Search code examples
rdplyrtidyversedata-cleaningdata-wrangling

How to use summarise() and keep other columns in R?


This isn't a duplicate of this question, since I'm asking to retain a column with a condition. I'd like to group a value in a column x and sum the corresponding values in another column z. I have the following data:

df <- data.frame(x = c("a", "a"),
                 y = c("a", "b"),
                 z = c(4, 5))

x y z
a a 4
a b 5

I can use summarise() from dplyr to do this, like so:

df %>% 
  group_by(x) %>% 
  summarise(z = sum(z))

x z
a 9

But I want to keep the column y when x = y, so the final output should look like this:

x y z
a a 9

How do I do this?


Solution

  • The short answer

    What you want is this:

    df %>% 
      mutate(z = sum(z),.by = x) %>%
      filter(x == y)
      x y z
    1 a a 9
    

    The long answer

    The way summarise works is:

    summarise() creates a new data frame. It returns one row for each combination of grouping variables; if there are no grouping variables, the output will have a single row summarising all observations in the input. It will contain one column for each grouping variable and one column for each of the summary statistics that you have specified.

    From what I understand, you're asking to group by x, use summarise to find the sum of z, but retain the value of y when x == y.

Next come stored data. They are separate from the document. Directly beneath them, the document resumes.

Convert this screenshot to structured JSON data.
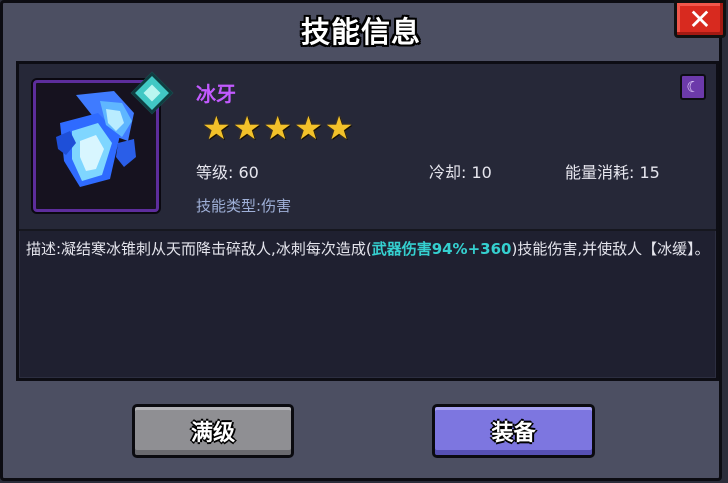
{
  "window": {
    "title": "技能信息",
    "close_label": "✕"
  },
  "skill": {
    "name": "冰牙",
    "stars": [
      "★",
      "★",
      "★",
      "★",
      "★"
    ],
    "level_label": "等级:",
    "level_value": "60",
    "cooldown_label": "冷却:",
    "cooldown_value": "10",
    "energy_label": "能量消耗:",
    "energy_value": "15",
    "type_label": "技能类型:",
    "type_value": "伤害",
    "element_icon": "moon-icon"
  },
  "description": {
    "prefix": "描述:凝结寒冰锥刺从天而降击碎敌人,冰刺每次造成(",
    "highlight": "武器伤害94%+360",
    "suffix": ")技能伤害,并使敌人【冰缓】。"
  },
  "buttons": {
    "max_label": "满级",
    "equip_label": "装备"
  },
  "colors": {
    "skill_name": "#c25aff",
    "highlight": "#35d0d0",
    "star": "#f2c12a"
  }
}
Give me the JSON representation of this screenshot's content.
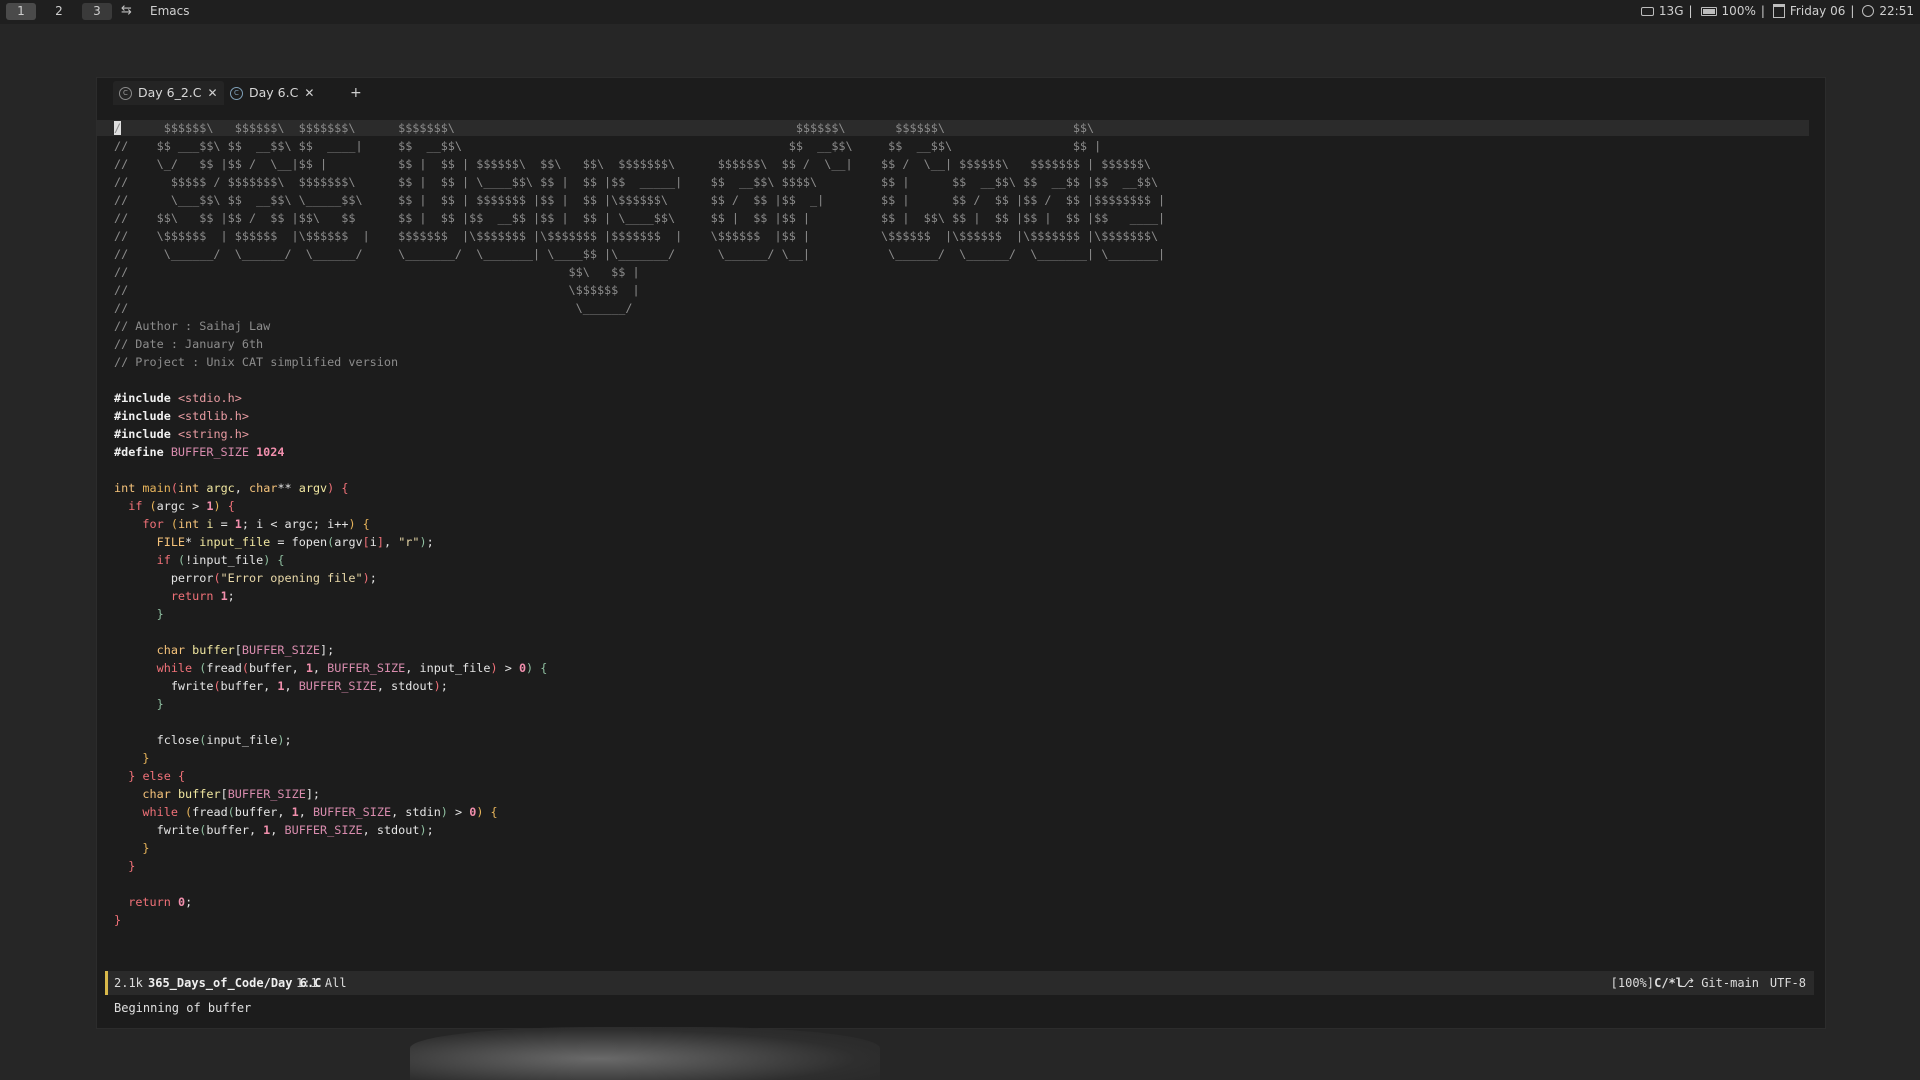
{
  "topbar": {
    "workspaces": [
      "1",
      "2",
      "3"
    ],
    "app_title": "Emacs",
    "disk": "13G",
    "battery": "100%",
    "date": "Friday 06",
    "time": "22:51",
    "sep": "|"
  },
  "tabs": [
    {
      "label": "Day 6_2.C",
      "icon": "c-file-icon",
      "active": false
    },
    {
      "label": "Day 6.C",
      "icon": "c-file-icon",
      "active": true
    }
  ],
  "new_tab_label": "+",
  "code": {
    "ascii": [
      "/      $$$$$$\\   $$$$$$\\  $$$$$$$\\      $$$$$$$\\                                                $$$$$$\\       $$$$$$\\                  $$\\",
      "//    $$ ___$$\\ $$  __$$\\ $$  ____|     $$  __$$\\                                              $$  __$$\\     $$  __$$\\                 $$ |",
      "//    \\_/   $$ |$$ /  \\__|$$ |          $$ |  $$ | $$$$$$\\  $$\\   $$\\  $$$$$$$\\      $$$$$$\\  $$ /  \\__|    $$ /  \\__| $$$$$$\\   $$$$$$$ | $$$$$$\\",
      "//      $$$$$ / $$$$$$$\\  $$$$$$$\\      $$ |  $$ | \\____$$\\ $$ |  $$ |$$  _____|    $$  __$$\\ $$$$\\         $$ |      $$  __$$\\ $$  __$$ |$$  __$$\\",
      "//      \\___$$\\ $$  __$$\\ \\_____$$\\     $$ |  $$ | $$$$$$$ |$$ |  $$ |\\$$$$$$\\      $$ /  $$ |$$  _|        $$ |      $$ /  $$ |$$ /  $$ |$$$$$$$$ |",
      "//    $$\\   $$ |$$ /  $$ |$$\\   $$      $$ |  $$ |$$  __$$ |$$ |  $$ | \\____$$\\     $$ |  $$ |$$ |          $$ |  $$\\ $$ |  $$ |$$ |  $$ |$$   ____|",
      "//    \\$$$$$$  | $$$$$$  |\\$$$$$$  |    $$$$$$$  |\\$$$$$$$ |\\$$$$$$$ |$$$$$$$  |    \\$$$$$$  |$$ |          \\$$$$$$  |\\$$$$$$  |\\$$$$$$$ |\\$$$$$$$\\",
      "//     \\______/  \\______/  \\______/     \\_______/  \\_______| \\____$$ |\\_______/      \\______/ \\__|           \\______/  \\______/  \\_______| \\_______|",
      "//                                                              $$\\   $$ |",
      "//                                                              \\$$$$$$  |",
      "//                                                               \\______/"
    ],
    "author": "// Author : Saihaj Law",
    "date": "// Date : January 6th",
    "project": "// Project : Unix CAT simplified version",
    "include_kw": "#include",
    "includes": [
      "<stdio.h>",
      "<stdlib.h>",
      "<string.h>"
    ],
    "define_kw": "#define",
    "define_name": "BUFFER_SIZE",
    "define_value": "1024",
    "return_value": "0"
  },
  "modeline": {
    "size": "2.1k",
    "path": "365_Days_of_Code/Day 6.C",
    "position": "1:1 All",
    "zoom": "[100%]",
    "mode": "C/*l",
    "git": "Git-main",
    "encoding": "UTF-8"
  },
  "echo_area": "Beginning of buffer"
}
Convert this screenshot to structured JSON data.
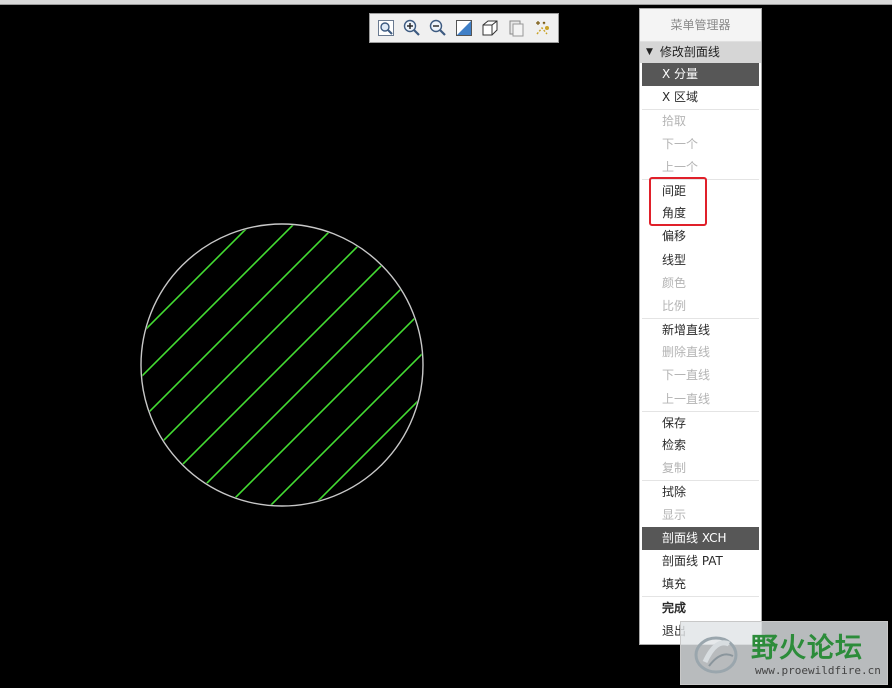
{
  "toolbar": {
    "icons": [
      "zoom-fit-icon",
      "zoom-in-icon",
      "zoom-out-icon",
      "repaint-icon",
      "view-orient-icon",
      "saved-views-icon",
      "hide-datum-icon"
    ]
  },
  "canvas": {
    "circle_stroke": "#c8c8c8",
    "hatch_color": "#44dd33",
    "background": "#000000"
  },
  "menu": {
    "title": "菜单管理器",
    "header": "修改剖面线",
    "groups": [
      [
        {
          "label": "X 分量",
          "state": "selected"
        },
        {
          "label": "X 区域",
          "state": "enabled"
        }
      ],
      [
        {
          "label": "拾取",
          "state": "disabled"
        },
        {
          "label": "下一个",
          "state": "disabled"
        },
        {
          "label": "上一个",
          "state": "disabled"
        }
      ],
      [
        {
          "label": "间距",
          "state": "enabled"
        },
        {
          "label": "角度",
          "state": "enabled"
        },
        {
          "label": "偏移",
          "state": "enabled"
        },
        {
          "label": "线型",
          "state": "enabled"
        },
        {
          "label": "颜色",
          "state": "disabled"
        },
        {
          "label": "比例",
          "state": "disabled"
        }
      ],
      [
        {
          "label": "新增直线",
          "state": "enabled"
        },
        {
          "label": "删除直线",
          "state": "disabled"
        },
        {
          "label": "下一直线",
          "state": "disabled"
        },
        {
          "label": "上一直线",
          "state": "disabled"
        }
      ],
      [
        {
          "label": "保存",
          "state": "enabled"
        },
        {
          "label": "检索",
          "state": "enabled"
        },
        {
          "label": "复制",
          "state": "disabled"
        }
      ],
      [
        {
          "label": "拭除",
          "state": "enabled"
        },
        {
          "label": "显示",
          "state": "disabled"
        }
      ],
      [
        {
          "label": "剖面线 XCH",
          "state": "selected"
        },
        {
          "label": "剖面线 PAT",
          "state": "enabled"
        },
        {
          "label": "填充",
          "state": "enabled"
        }
      ],
      [
        {
          "label": "完成",
          "state": "enabled"
        },
        {
          "label": "退出",
          "state": "enabled"
        }
      ]
    ]
  },
  "watermark": {
    "title": "野火论坛",
    "url": "www.proewildfire.cn"
  }
}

    The issue with that, as you can see from the description, is that you're wanting to find the sum of z while grouping only by x, but then keep the value of y when x == y somehow. You can either group by x and y, and get the sum of z using summarise, or you can get the sum of z grouped by just x using summarise, but you can't have both.

    It sounds like what you want is to use mutate. That way, you can replace every value of z with the sum of z grouped by x, and then filter the rows to the one where x == y.